Here's a few pics of the shoreline that I have here on my comp at work....they really don't show what I would like for you to see so I will get those up possibly tonight or tomorrow....There is a trail leading down to this secluded beach...pretty steep walk down the bluff actually, but very beautiful...
    These shots are from last summer...and the cutie in the pic is Gizmo...she's my "digging partner" []


----------



## woodswalker

This is a little farther up the beach...Used to be called Deer Lick...recently this area of shoreline was bought so they could build Condos....Was an excellent spot for rock hunting...Haven't been back there yet since all the renovations and building...this caused quite a few problems with the locals around here....not very fair for someone to "own" a beach.....


----------



## woodswalker

This is my spot here...There are huge pieces of concrete stacked all along the bluff to help with erosion...you can see one of those slabs in the upper left corner of the pic....


----------



## woodswalker

This one is near the path that leads down the bluff.....


----------



## mr.fred

Great pictures[]------your very lucky to have a place like that to hang out with your little sidekick.                Fred.


----------



## woodswalker

And heres something you probably don't see every day....This is one of the tall ships...a replica of one of Columbus's ships...This one was made in New York and is Called Friends Good Will.....It now resides here in South Haven...I have posted a link below if interested []
   Hope you enjoy these pics...I'll post some from this year as soon as I make it back down there.
 Amanda   

 http://www.michiganmaritimemuseum.org/friendsgoodwill/


----------



## towhead

Looks like an agate in the middle of the 4th picture!  []

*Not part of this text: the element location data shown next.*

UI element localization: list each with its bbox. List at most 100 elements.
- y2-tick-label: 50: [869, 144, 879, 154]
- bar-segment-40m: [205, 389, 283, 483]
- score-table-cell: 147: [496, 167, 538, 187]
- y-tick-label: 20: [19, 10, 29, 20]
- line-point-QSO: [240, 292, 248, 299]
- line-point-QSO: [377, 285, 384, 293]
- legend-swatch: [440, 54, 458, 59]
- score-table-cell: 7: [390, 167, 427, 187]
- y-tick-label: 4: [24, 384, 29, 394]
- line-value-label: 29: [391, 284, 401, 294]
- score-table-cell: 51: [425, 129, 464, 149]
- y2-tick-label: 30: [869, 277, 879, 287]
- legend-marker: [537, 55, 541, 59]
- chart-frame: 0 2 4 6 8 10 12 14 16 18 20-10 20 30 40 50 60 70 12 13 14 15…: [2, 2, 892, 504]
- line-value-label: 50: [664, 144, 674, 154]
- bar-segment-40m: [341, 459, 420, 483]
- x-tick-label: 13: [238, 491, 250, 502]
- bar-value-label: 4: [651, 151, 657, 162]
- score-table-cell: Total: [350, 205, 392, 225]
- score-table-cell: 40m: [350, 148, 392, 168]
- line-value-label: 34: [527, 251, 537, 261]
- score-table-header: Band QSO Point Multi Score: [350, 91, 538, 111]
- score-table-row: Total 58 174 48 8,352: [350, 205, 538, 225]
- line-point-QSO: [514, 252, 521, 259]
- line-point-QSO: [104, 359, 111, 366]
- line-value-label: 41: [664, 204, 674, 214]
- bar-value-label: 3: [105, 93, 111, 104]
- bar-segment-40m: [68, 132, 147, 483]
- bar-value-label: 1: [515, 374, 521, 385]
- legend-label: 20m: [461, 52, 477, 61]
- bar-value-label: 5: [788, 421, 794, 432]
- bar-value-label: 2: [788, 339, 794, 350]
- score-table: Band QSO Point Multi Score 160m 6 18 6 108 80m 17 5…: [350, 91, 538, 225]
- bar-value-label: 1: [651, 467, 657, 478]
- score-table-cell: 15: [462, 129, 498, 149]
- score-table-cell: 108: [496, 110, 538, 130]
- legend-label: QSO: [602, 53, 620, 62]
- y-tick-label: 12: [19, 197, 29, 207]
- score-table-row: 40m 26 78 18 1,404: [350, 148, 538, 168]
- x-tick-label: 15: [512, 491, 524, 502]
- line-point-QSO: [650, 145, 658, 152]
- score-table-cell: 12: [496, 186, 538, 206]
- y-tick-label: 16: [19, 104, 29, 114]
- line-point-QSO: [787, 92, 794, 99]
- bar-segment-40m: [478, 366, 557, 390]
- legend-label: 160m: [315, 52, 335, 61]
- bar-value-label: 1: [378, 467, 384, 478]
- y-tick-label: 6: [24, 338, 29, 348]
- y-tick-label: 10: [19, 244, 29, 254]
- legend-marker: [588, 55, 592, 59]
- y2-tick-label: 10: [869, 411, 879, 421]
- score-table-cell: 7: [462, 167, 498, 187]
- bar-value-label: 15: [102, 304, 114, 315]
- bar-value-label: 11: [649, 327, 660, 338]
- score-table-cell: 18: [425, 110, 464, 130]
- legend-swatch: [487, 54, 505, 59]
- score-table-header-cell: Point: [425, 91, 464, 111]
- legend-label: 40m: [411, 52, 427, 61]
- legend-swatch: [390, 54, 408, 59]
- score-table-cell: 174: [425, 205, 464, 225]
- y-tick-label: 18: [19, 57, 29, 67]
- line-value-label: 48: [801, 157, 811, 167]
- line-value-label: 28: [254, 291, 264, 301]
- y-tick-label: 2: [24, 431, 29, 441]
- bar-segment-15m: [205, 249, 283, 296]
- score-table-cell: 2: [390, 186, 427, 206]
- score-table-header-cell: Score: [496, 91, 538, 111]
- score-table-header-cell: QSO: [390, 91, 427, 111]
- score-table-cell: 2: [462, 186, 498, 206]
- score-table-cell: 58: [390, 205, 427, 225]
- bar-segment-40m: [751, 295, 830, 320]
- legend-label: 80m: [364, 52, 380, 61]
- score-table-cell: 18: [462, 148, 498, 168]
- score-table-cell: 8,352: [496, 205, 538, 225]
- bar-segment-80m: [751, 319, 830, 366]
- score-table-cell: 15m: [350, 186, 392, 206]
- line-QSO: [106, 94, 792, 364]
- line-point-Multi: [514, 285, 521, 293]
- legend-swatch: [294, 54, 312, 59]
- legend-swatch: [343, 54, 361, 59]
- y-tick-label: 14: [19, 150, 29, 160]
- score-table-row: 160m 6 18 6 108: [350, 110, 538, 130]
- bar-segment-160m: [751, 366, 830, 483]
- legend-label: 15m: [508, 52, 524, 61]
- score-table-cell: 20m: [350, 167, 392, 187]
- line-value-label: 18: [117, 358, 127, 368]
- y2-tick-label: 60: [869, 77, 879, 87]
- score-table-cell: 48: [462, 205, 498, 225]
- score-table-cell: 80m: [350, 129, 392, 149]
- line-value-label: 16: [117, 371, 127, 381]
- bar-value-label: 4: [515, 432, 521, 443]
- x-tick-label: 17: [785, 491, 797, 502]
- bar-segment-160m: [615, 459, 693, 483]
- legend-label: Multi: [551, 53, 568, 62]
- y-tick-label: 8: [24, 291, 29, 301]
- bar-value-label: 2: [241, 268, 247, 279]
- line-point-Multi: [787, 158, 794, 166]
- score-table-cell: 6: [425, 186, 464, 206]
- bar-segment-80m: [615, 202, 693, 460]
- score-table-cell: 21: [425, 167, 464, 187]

 P.S. Which Great Lake is that?  I am next to Lake Superior. 

 -Julie


----------



## woodswalker

This is Lake Michigan....More towards the Southern part of MI....South Haven


----------



## woodswalker

Julie.....I will be breaking that one open tonight for sure...I thought it was another Geode like the one to the left of it....I'll post pics after I break it open!![]


----------



## towhead

I was kidding!  Maybe Michigan doesn't have many agates like Minnesota?  I've never found a geode.... 

 -Julie


----------



## digdug

woodswalker-
 Do you know of any good areas across the lake from you (around Milwaukee area) to look for Geodes and beach glass?  Heading up North this summer for the Coca-Cola Club Convention and I would like to explore some shore line while there.
 Thanks,
 Doug


----------



## woodswalker

Julie....Michigan does have agates...I think there are more towards the more northern part of the state...They are down here to just hard to find...and you may find a geode and just not know it...they look like plain old rocks on the outside, but won't be as heavy....I'm still breaking that one open tho...i expect that it will look like the one to the left on the inside!!

 And to your Question Doug...I'm not really sure about whats across the lake..I've been to the Dells in Wisconsin and thats about it....I did a search for geodes found in Wisconsin and it brought up Kenosha...looks like if you just did a search online there are many stores and visitors sites you could possibly find out more info thru those.
    One of the most beautiful places in Michigan tho is the upper peninsula...I found some beautiful stones up there when I took a trip to St. Ignace....you can drive right along the lake shore there....and not have the scenery blocked by Hotels and condos!!!


----------



## woodswalker

Heres a link about agates and what to look for.....Hopefully they are helpful []

 http://www.agatelady.com/agate-basics.html

 http://www.lakemichiganrocks.com/index.htm


----------



## beendiggin

The bricks are for furnaces...I find that Ww Co brick around here where the lime kilns used to be: coastal Maine.   I also find a lot of other marked furnace bricks.  Collected a bunch at one time, but they're pretty heavy and large, so I got rid of them.  I still find them anywhere there's coal clinkers.


----------



## madman

> ORIGINAL: woodswalker
> 
> Found a Brick with W.WC.O inscribed in it...


 i found bricks like that same embossing along the maumee river in toledo behind the old libbey owens glass plant! nice rocks also


----------



## madman

found it


----------



## RedGinger

That's neat.  We're not too far from yet another of the great lakes, Lake Erie.  Lots of great stuff there, but I never thought to look for geodes. There were a lot of shipwrecks there which makes me wish I could dive it.  I always remembered the names of the Great Lakes when my fifth grade teacher taught us H.O.M.E.S.


----------